W trakcie trwania obowiązku alimentacyjnego pozwany wykonał kilka telefonów do szkół, w których uczyła się powódka, żeby dowiedzieć się czy powódka kontynuuje naukę.

Powódka urodziła się (...) W latach dziewięćdziesiątych ubiegłego wieku zdiagnozowano u niej depresję z agorafobią, zalecono uczęszczanie do szkoły ze specjalnym programem nauczania. Orzeczeniem z dnia 18 października 2005 r. zaliczono ją do umiarkowanego stopnia niepełnosprawności, powstałego przed 2002 r. Kolejne orzeczenia z dnia 9 listopada 2011 r. i 8 marca 2013 r. potwierdzały umiarkowany stopień niepełnosprawności, z tym, że w ostatnim orzeczeniu ustalono, że niepełnosprawność powódki datuje się od 9 maja 2000 r. W przekonaniu powódki w dzieciństwie cierpiała z powodu braku ojca. Było jej ciężko z tego powodu, że wszystkie koleżanki żyją w pełnych rodzinach, a jej ojciec nie interesuje się jej losem. Czuła się przez to gorsza, brzydsza od innych. Kiedy dowiedziała się, że pozwany dzwonił do jej szkoły ucieszyła się, traktując to, jako przejaw zainteresowania jej osobą. Była rozczarowana, kiedy dowiedziała się, dzwonił po to, aby dowiedzieć się, czy kontynuuje naukę. Sama nie szukała żądnego kontaktu z ojcem. Przebywając w Ośrodku Szkolno – (...) w W. dwukrotnie napisała do niego list. W jedynym z nich zgłaszała do niego pretensje, że pieniądze przekazuje matce - E. W., a nie jej samej. Kolejnym razem wysłała do J. W. kartkę pocztową zawierającą obraźliwe sformułowania. Nigdy nie widziała pozwanego.
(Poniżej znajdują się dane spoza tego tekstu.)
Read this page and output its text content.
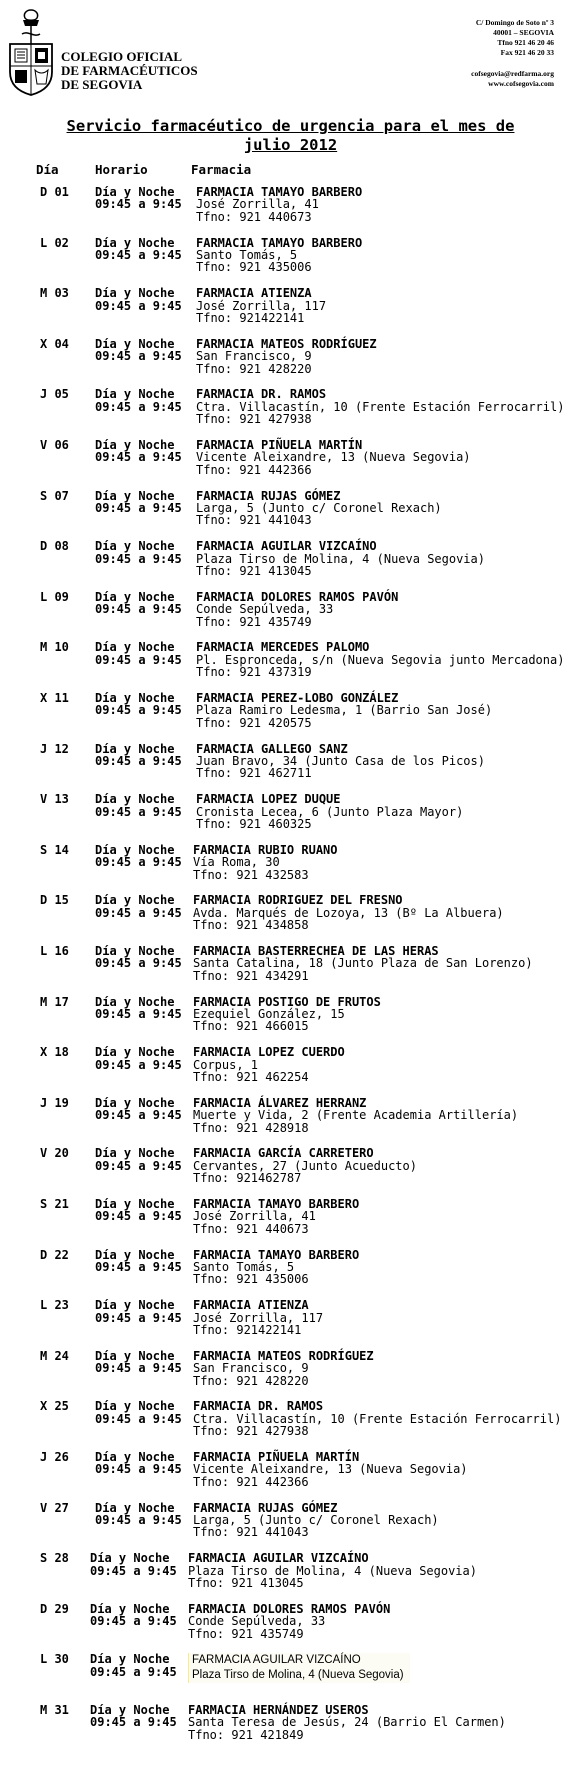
COLEGIO OFICIAL
DE FARMACÉUTICOS
DE SEGOVIA
C/ Domingo de Soto nº 3
40001 – SEGOVIA
Tfno 921 46 20 46
Fax 921 46 20 33
cofsegovia@redfarma.org
www.cofsegovia.com
Servicio farmacéutico de urgencia para el mes de julio 2012
Día	Horario	Farmacia
D 01 Día y Noche
09:45 a 9:45
FARMACIA TAMAYO BARBERO
José Zorrilla, 41
Tfno: 921 440673
L 02 Día y Noche
09:45 a 9:45
FARMACIA TAMAYO BARBERO
Santo Tomás, 5
Tfno: 921 435006
M 03 Día y Noche
09:45 a 9:45
FARMACIA ATIENZA
José Zorrilla, 117
Tfno: 921422141
X 04 Día y Noche
09:45 a 9:45
FARMACIA MATEOS RODRÍGUEZ
San Francisco, 9
Tfno: 921 428220
J 05 Día y Noche
09:45 a 9:45
FARMACIA DR. RAMOS
Ctra. Villacastín, 10 (Frente Estación Ferrocarril)
Tfno: 921 427938
V 06 Día y Noche
09:45 a 9:45
FARMACIA PIÑUELA MARTÍN
Vicente Aleixandre, 13 (Nueva Segovia)
Tfno: 921 442366
S 07 Día y Noche
09:45 a 9:45
FARMACIA RUJAS GÓMEZ
Larga, 5 (Junto c/ Coronel Rexach)
Tfno: 921 441043
D 08 Día y Noche
09:45 a 9:45
FARMACIA AGUILAR VIZCAÍNO
Plaza Tirso de Molina, 4 (Nueva Segovia)
Tfno: 921 413045
L 09 Día y Noche
09:45 a 9:45
FARMACIA DOLORES RAMOS PAVÓN
Conde Sepúlveda, 33
Tfno: 921 435749
M 10 Día y Noche
09:45 a 9:45
FARMACIA MERCEDES PALOMO
Pl. Espronceda, s/n (Nueva Segovia junto Mercadona)
Tfno: 921 437319
X 11 Día y Noche
09:45 a 9:45
FARMACIA PEREZ-LOBO GONZÁLEZ
Plaza Ramiro Ledesma, 1 (Barrio San José)
Tfno: 921 420575
J 12 Día y Noche
09:45 a 9:45
FARMACIA GALLEGO SANZ
Juan Bravo, 34 (Junto Casa de los Picos)
Tfno: 921 462711
V 13 Día y Noche
09:45 a 9:45
FARMACIA LOPEZ DUQUE
Cronista Lecea, 6 (Junto Plaza Mayor)
Tfno: 921 460325
S 14 Día y Noche
09:45 a 9:45
FARMACIA RUBIO RUANO
Vía Roma, 30
Tfno: 921 432583
D 15 Día y Noche
09:45 a 9:45
FARMACIA RODRIGUEZ DEL FRESNO
Avda. Marqués de Lozoya, 13 (Bº La Albuera)
Tfno: 921 434858
L 16 Día y Noche
09:45 a 9:45
FARMACIA BASTERRECHEA DE LAS HERAS
Santa Catalina, 18 (Junto Plaza de San Lorenzo)
Tfno: 921 434291
M 17 Día y Noche
09:45 a 9:45
FARMACIA POSTIGO DE FRUTOS
Ezequiel González, 15
Tfno: 921 466015
X 18 Día y Noche
09:45 a 9:45
FARMACIA LOPEZ CUERDO
Corpus, 1
Tfno: 921 462254
J 19 Día y Noche
09:45 a 9:45
FARMACIA ÁLVAREZ HERRANZ
Muerte y Vida, 2 (Frente Academia Artillería)
Tfno: 921 428918
V 20 Día y Noche
09:45 a 9:45
FARMACIA GARCÍA CARRETERO
Cervantes, 27 (Junto Acueducto)
Tfno: 921462787
S 21 Día y Noche
09:45 a 9:45
FARMACIA TAMAYO BARBERO
José Zorrilla, 41
Tfno: 921 440673
D 22 Día y Noche
09:45 a 9:45
FARMACIA TAMAYO BARBERO
Santo Tomás, 5
Tfno: 921 435006
L 23 Día y Noche
09:45 a 9:45
FARMACIA ATIENZA
José Zorrilla, 117
Tfno: 921422141
M 24 Día y Noche
09:45 a 9:45
FARMACIA MATEOS RODRÍGUEZ
San Francisco, 9
Tfno: 921 428220
X 25 Día y Noche
09:45 a 9:45
FARMACIA DR. RAMOS
Ctra. Villacastín, 10 (Frente Estación Ferrocarril)
Tfno: 921 427938
J 26 Día y Noche
09:45 a 9:45
FARMACIA PIÑUELA MARTÍN
Vicente Aleixandre, 13 (Nueva Segovia)
Tfno: 921 442366
V 27 Día y Noche
09:45 a 9:45
FARMACIA RUJAS GÓMEZ
Larga, 5 (Junto c/ Coronel Rexach)
Tfno: 921 441043
S 28 Día y Noche
09:45 a 9:45
FARMACIA AGUILAR VIZCAÍNO
Plaza Tirso de Molina, 4 (Nueva Segovia)
Tfno: 921 413045
D 29 Día y Noche
09:45 a 9:45
FARMACIA DOLORES RAMOS PAVÓN
Conde Sepúlveda, 33
Tfno: 921 435749
L 30 Día y Noche
09:45 a 9:45
FARMACIA AGUILAR VIZCAÍNO
Plaza Tirso de Molina, 4 (Nueva Segovia)
M 31 Día y Noche
09:45 a 9:45
FARMACIA HERNÁNDEZ USEROS
Santa Teresa de Jesús, 24 (Barrio El Carmen)
Tfno: 921 421849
dowód: zeznania świadka E. W. k. 402-403v, zeznania powódki P. L. k. 404-405, kopia zaświadczenia lekarskiego k – 14, kopie zaświadczeń lekarskich k 296-298, orzeczenie o stopniu niepełnosprawności k. 292, zeznania pozwanego J. W. k. 470-472.

Około 4 lata temu powódka wyszła za mąż. Nie mieszka jednak z mężem i nie prowadzi z nim wspólnego gospodarstwa. Woli spotykać się z nim okazyjnie. Powódka nadal mieszka z matką cierpi na stany lękowe i natręctwa. Dolegliwości objawiają się tym, że P. L. boi się wychodzić z domu i związanego z tym kontaktu z ludźmi. Powódka nie pracuje i nie uczy się. Potrzebuje częściowej pomocy usługowej osoby trzeciej do czynności życiowych, które wymuszają kontakt z otoczeniem.

dowód: zeznania świadka E. W. k. 402-403v, zeznania powódki P. L. k. 404-405, orzeczenie o stopniu niepełnosprawności k. 292 .

Powyższy stan faktyczny Sąd ustalił w oparciu o dowody z dokumentów przedłożonych przez strony oraz zeznania stron i świadka E. W.. Sąd uznał za wiarygodne wszystkie z dokumentów. Strony nie kwestionowały ich zgodności z oryginałem i prawdziwości płynących z nich treści, a ich zgodność z prawdą nie nasuwała wątpliwości.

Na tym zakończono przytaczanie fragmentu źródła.